A Cure For Wellness is a mind-bending psychological thriller that will leave you with lingering thoughts and an after-taste. It stars Dane DeHaan as Lockhart, a stockbroker who is sent by his firm to a remote medical spa to retrieve the companies CEO Pembroke, who has no plans of returning to New York. He arrives at the sanitarium where the patients are supposedly receiving a cure for their illnesses, however they only seem to be getting sicker. Lockhart starts investigating the spa and meets Hannah, played by Mia Goth. Soon after Lockhart is diagnosed with the same condition as the other patients rendering him trapped. He starts to lose his grip on reality while enduring unimaginable ordeals during the course of his own treatment. We spoke to Mia Goth, Dane DeHaan, and Gore Verbinski about the underlining stories, challenges, and impressions of the film.
Mia Goth: One of the things that stuck me was that Hannah is much younger than anyone else in the sanitarium and she doesn’t quite fit in to this puzzle. One thing that I thought would be a good idea was to volunteer at an old persons home, to try to have an understanding of what it would be like to be around elderly people and to kind of get accustomed to that. I took a lot from that.
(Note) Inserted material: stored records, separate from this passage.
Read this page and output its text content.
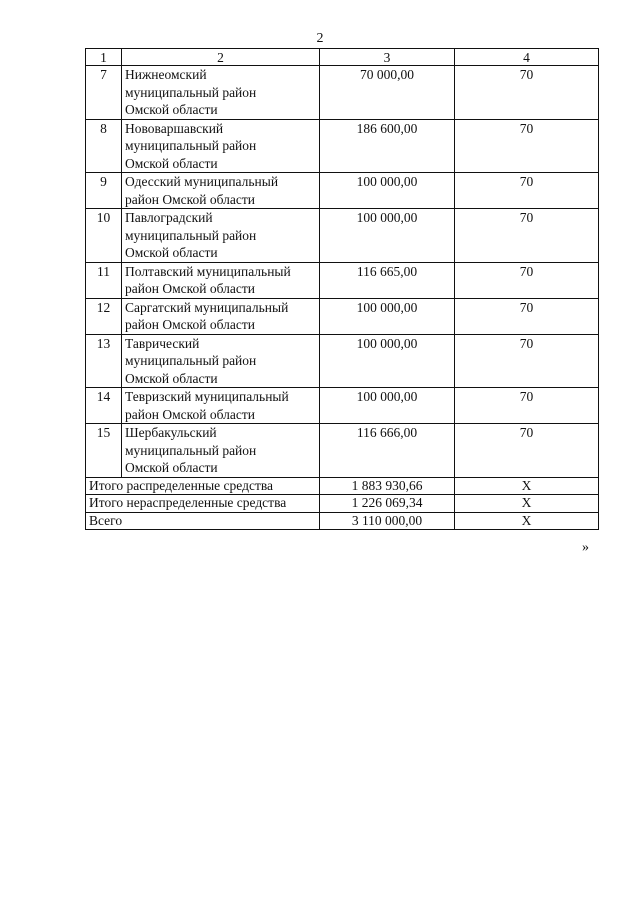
2
1	2	3	4
7	Нижнеомский
муниципальный район
Омской области	70 000,00	70
8	Нововаршавский
муниципальный район
Омской области	186 600,00	70
9	Одесский муниципальный
район Омской области	100 000,00	70
10	Павлоградский
муниципальный район
Омской области	100 000,00	70
11	Полтавский муниципальный
район Омской области	116 665,00	70
12	Саргатский муниципальный
район Омской области	100 000,00	70
13	Таврический
муниципальный район
Омской области	100 000,00	70
14	Тевризский муниципальный
район Омской области	100 000,00	70
15	Шербакульский
муниципальный район
Омской области	116 666,00	70
Итого распределенные средства		1 883 930,66	Х
Итого нераспределенные средства		1 226 069,34	Х
Всего		3 110 000,00	Х
»
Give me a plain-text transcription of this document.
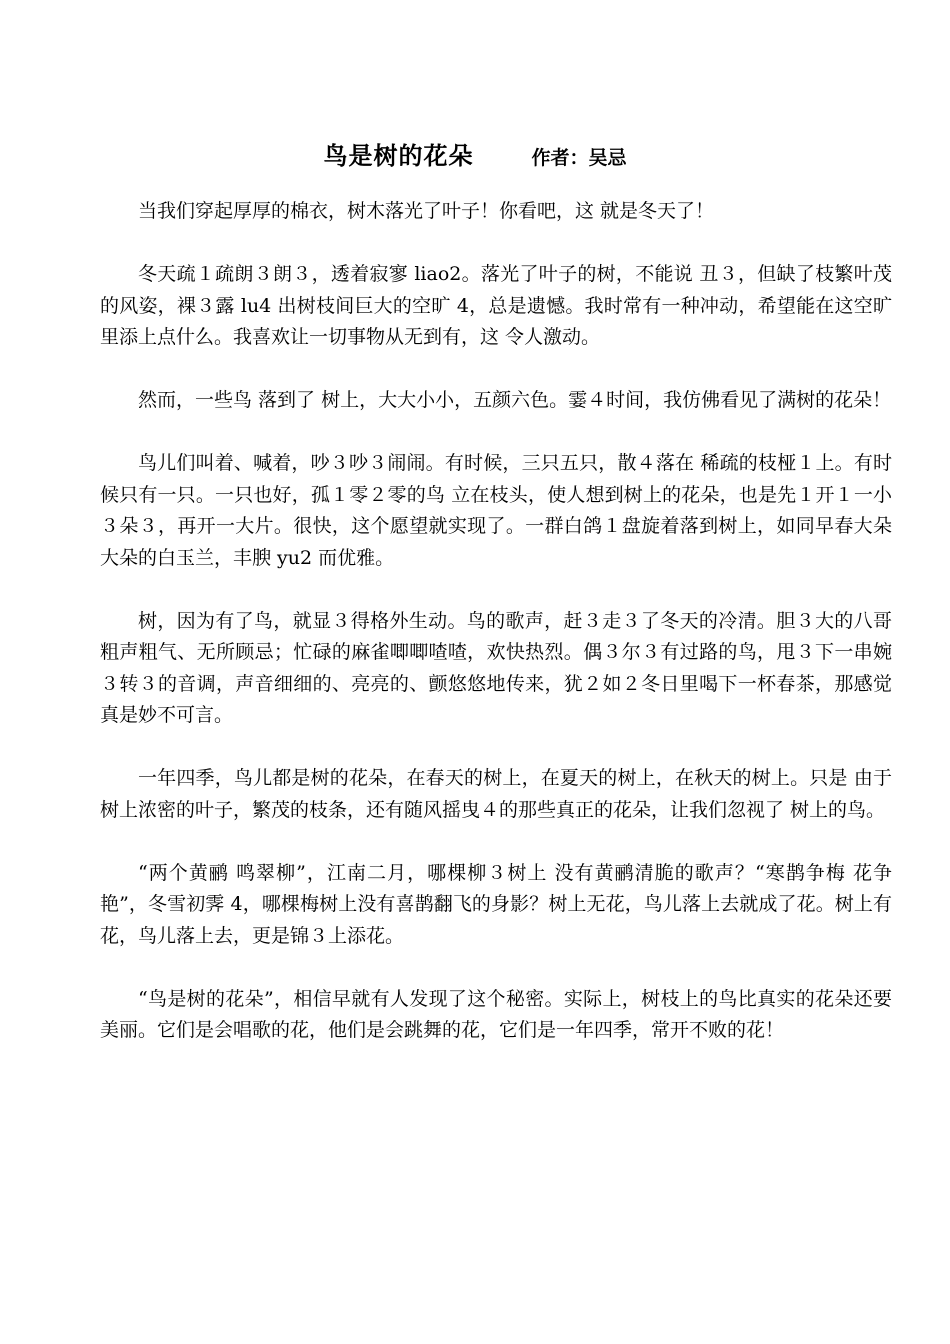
鸟是树的花朵	作者：吴忌

当我们穿起厚厚的棉衣，树木落光了叶子！你看吧，这 就是冬天了！

冬天疏１疏朗３朗３，透着寂寥 liao2。落光了叶子的树，不能说 丑３，但缺了枝繁叶茂的风姿，裸３露 lu4 出树枝间巨大的空旷 4，总是遗憾。我时常有一种冲动，希望能在这空旷里添上点什么。我喜欢让一切事物从无到有，这 令人激动。

然而，一些鸟 落到了 树上，大大小小，五颜六色。霎４时间，我仿佛看见了满树的花朵！

鸟儿们叫着、喊着，吵３吵３闹闹。有时候，三只五只，散４落在 稀疏的枝桠１上。有时候只有一只。一只也好，孤１零２零的鸟 立在枝头，使人想到树上的花朵，也是先１开１一小３朵３，再开一大片。很快，这个愿望就实现了。一群白鸽１盘旋着落到树上，如同早春大朵大朵的白玉兰，丰腴 yu2 而优雅。

树，因为有了鸟，就显３得格外生动。鸟的歌声，赶３走３了冬天的冷清。胆３大的八哥粗声粗气、无所顾忌；忙碌的麻雀唧唧喳喳，欢快热烈。偶３尔３有过路的鸟，甩３下一串婉３转３的音调，声音细细的、亮亮的、颤悠悠地传来，犹２如２冬日里喝下一杯春茶，那感觉 真是妙不可言。

一年四季，鸟儿都是树的花朵，在春天的树上，在夏天的树上，在秋天的树上。只是 由于树上浓密的叶子，繁茂的枝条，还有随风摇曳４的那些真正的花朵，让我们忽视了 树上的鸟。

“两个黄鹂 鸣翠柳”，江南二月，哪棵柳３树上 没有黄鹂清脆的歌声？“寒鹊争梅 花争艳”，冬雪初霁 4，哪棵梅树上没有喜鹊翻飞的身影？树上无花，鸟儿落上去就成了花。树上有花，鸟儿落上去，更是锦３上添花。

“鸟是树的花朵”，相信早就有人发现了这个秘密。实际上，树枝上的鸟比真实的花朵还要美丽。它们是会唱歌的花，他们是会跳舞的花，它们是一年四季，常开不败的花！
Goth: Good, it was amazing. It really was. With Dane, I’ve been a fan of his work for a long time and I’ve always wanted to work with him. Gore, really knows what he wants. Always, like he would start work each day and he would know exactly what he would want from each shot and he wouldn’t compromise from that. That just makes you feel very safe and you know you can trust him. He’s got the whole film in his head at all times.
Goth: I think that has to do with understanding Hannah’s a whole, do you know what I mean? She never left the sanitarium and so as a result of that her perspective of the world and her position in it and the people is quite peculiar and naive at times and maybe sometimes too trusting. So I kind of try and look at it from lens. A big part of that is being able to tap into my inner kid in many ways.
Goth: I remember it very clearly, I got an email from my agent with the audition and the script. So I read the script that night, in one sitting from front to back. One of the things that struck me first was how well written it was. And I’d think I know where it was going and it took me to a completely different turn and it wouldn’t let you predict what was gonna happen at all. That was really exciting. To work with Gore in a genre he helped define with The Ring that was really exciting.
Goth: No, no actually there was nothing in the tub, makes it sound more boring now doesn’t it. It was all CGI. They put a mold of me and my body in the bathtub and I had to lay in this awkward position for four hours and I watched Good Will Hunting and they fed me a Coca- Cola with a straw. The lower half was [CGI] and then some things i still don’t understand how they did it.
Goth: After maybe seven tries then it got easy, but no, it was quite difficult at first. And the rig almost fell off the first time, that was pretty dangerous. It was a steep hill, it was pretty fun.
Goth: Yeah, I do. Heineken. I’m from London and that’s what we’d drink as teenagers. No, but I remember I said to Gore ‘I really like beer, gotta put something, it wasn’t beer, in here so I can react to it.’ So they put a lot of vinegar in it. Otherwise i’d be like yum.
Goth: See if I answer that we’d be talking about spoilers and I don’t want to do that. I want to leave all the surprises.
Goth: It’s a thought-provoking film, every thing from the title on is really sparking a conversation. And it’s asking you some uncomfortable questions. Are you happy with your life? Are you content? Is this relentless pursuit of power and wealth are actually pointless. I think it’s very relevant in the climate that we’re in these days today and relatable. One of the people who people leave with when watching our movie it’s gonna make them think about the society we live in. That’s the other thing too, Gore doesn’t under estimate the audience. You really have to come into the movie with your head turned on, you probably have to watch it a couple of times.
Goth: I never read it and saw myself as the hero in any way, but I can see how you can see that. I see it more of her being the purity and the cure that everyone in the film is so desperately seeking. And I saw the relationship between Lockhart and Hannah, they were like a pin prick to one another, they were a mirror to one another. The good things and the not so good things. It’s only when they meet each other that this unraveling begins.
Goth: I wouldn’t seek out to extend my life. It’s about being in gratitude for what you have in the time you’re given. I think people can live and 80 year life and never be grateful. And only when you’re grateful can you be happy. It’s about being present and living in the moment and enjoying your day as it’s your last. It sounds cheesy, it’s a good philosophy to try and live by. I think that’s what the cure for wellness is, It’s gratitude. With the money you have, life and health.
Goth: Patience. I think Hannah is an incredibly patient young woman and that’s something i’m still trying to work on myself.